- Prof. Hamid Garmestani, Advisor, MSE
- Prof. Steven Liang, ME
- Prof. David L. McDowell, ME/MSE
- Prof. Preet Singh, MSE
- Prof. Saïd Ahzi, MSE
Self-consistent Modeling and Material Property Analysis of an Additively Manufactured Polycrystalline Material
Material testing is a cornerstone to understanding how a given material will perform when used in an engineering application. The procedure for investigating properties begins with manufacturing a physical structure, rigorously testing replicates either destructively or non-destructively, and then analyzing material's properties using microscopy. This process is both labor intensive and financially burdensome so recent studies have cut the number of samples and overall scope of study that determines how a material can best be utilized. Conducting simulations of material microstructures provides a cost-effective method of maximizing data. The simulations can be linked to experimental data to form useful and flexible models.

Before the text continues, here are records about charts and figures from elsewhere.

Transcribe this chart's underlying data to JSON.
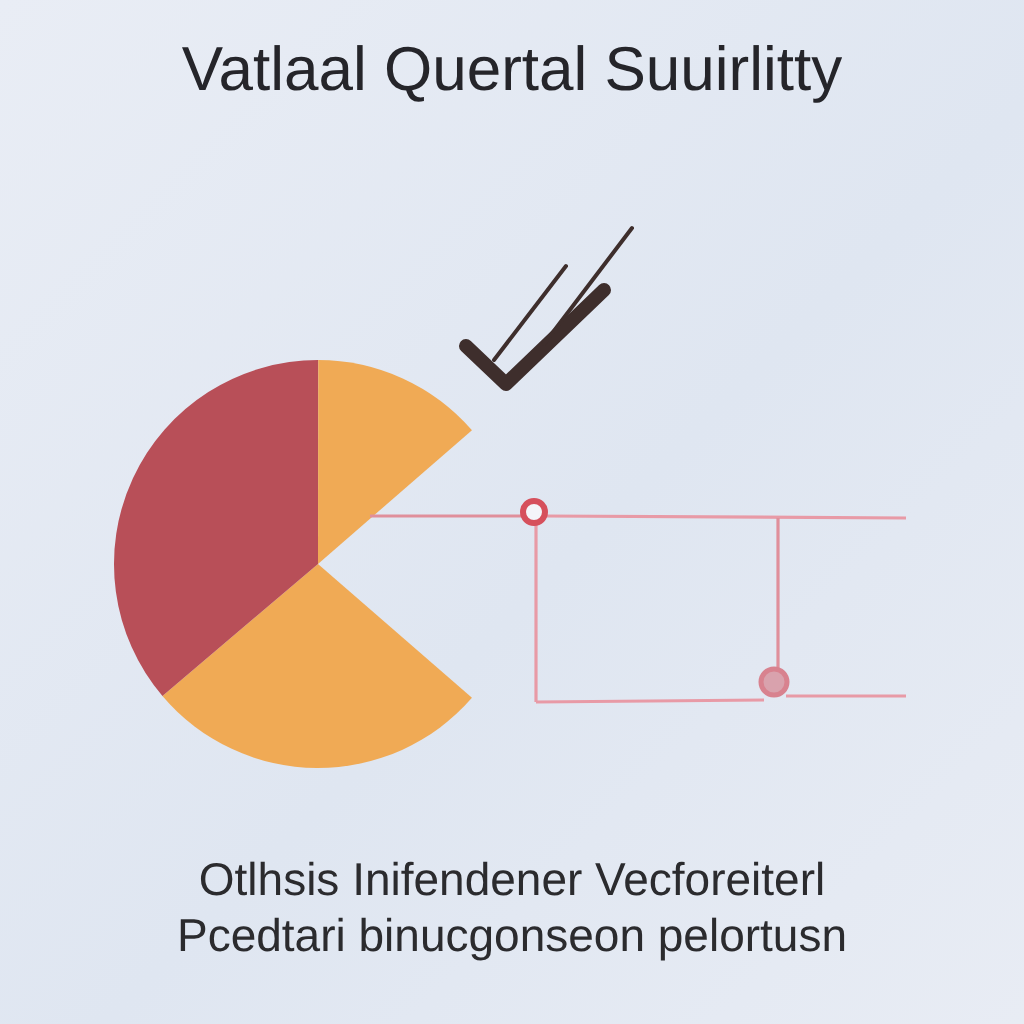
{
  "chart_data": {
    "type": "pie",
    "title": "Vatlaal Quertal Suuirlitty",
    "categories": [
      null,
      null,
      null
    ],
    "values": [
      35.5,
      46.9,
      17.6
    ],
    "colors": [
      "#f0aa55",
      "#b84f58",
      "#f0aa55"
    ],
    "annotations": [
      "Otlhsis Inifendener Vecforeiterl",
      "Pcedtari binucgonseon pelortusn"
    ]
  }
}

This research expands on material modeling in the field of Additive Manufacturing (AM) by selecting the manufacturing method (Selective Laser Melting (SLM)), choosing a multi-phase crystalline structure of extreme relevance to the manufacturing industries, and focusing on generating a realistic texture microstructural representation of the material by combining process parameters with statistical continuum mechanics theory. Once the material nature is distilled under the continuum, it can be expanded into a full-size structure with common occurring defects and inelastic strain effects by mimicking experimental data studied on samples produced in a similar manner. The bulk material structure can then be expanded into an AM part and its microstructure linked with a desired material property. This study utilizes a self-consistent model to generate a representative texture with the final goal of predicting inelastic properties of the polycrystalline material Titanium-6Al -4V.
This model builds upon extensive research done by Garmestani et al. His previous work successfully modeled a single-phase body-center-cubic (BCC) structure representing the Ti-beta phase via melt pool thermal evolution using the Rosenthal model. Since then, I have expanded the model to represent two phases, adding the hexagonal close-packed (HCP) structure representative of the Ti-alpha phase by modeling secondary-phase precipitation tied to the cooling of the microstructure. This was accomplished via Bunge texture and microstructure analysis methods. The model controls the texture by generating and then manipulating Euler angles to create unique electron backscatter diffraction (EBSD) and orientation distribution functions (ODF) data.
The outlook of this research will add one- and two-dimensional defects as well as incorporate process parameter effects with the intension of constructing a final texture that can be expanded into a fully simulated AM SLM part. The final goal of this project is to formulate a relationship between the generated material texture and the material property of inelastic strain. In accomplishing this endeavor, the model will be easily tailorable towards other properties as well as different crystalline materials. This study aims to better understand a multitude of properties without the financial impact of manufacturing and testing physical samples. This model could assist in predicting the properties of a given material in advance and offer modifications to manufacturing process parameters to achieve a desirable microstructure that will perform as intended.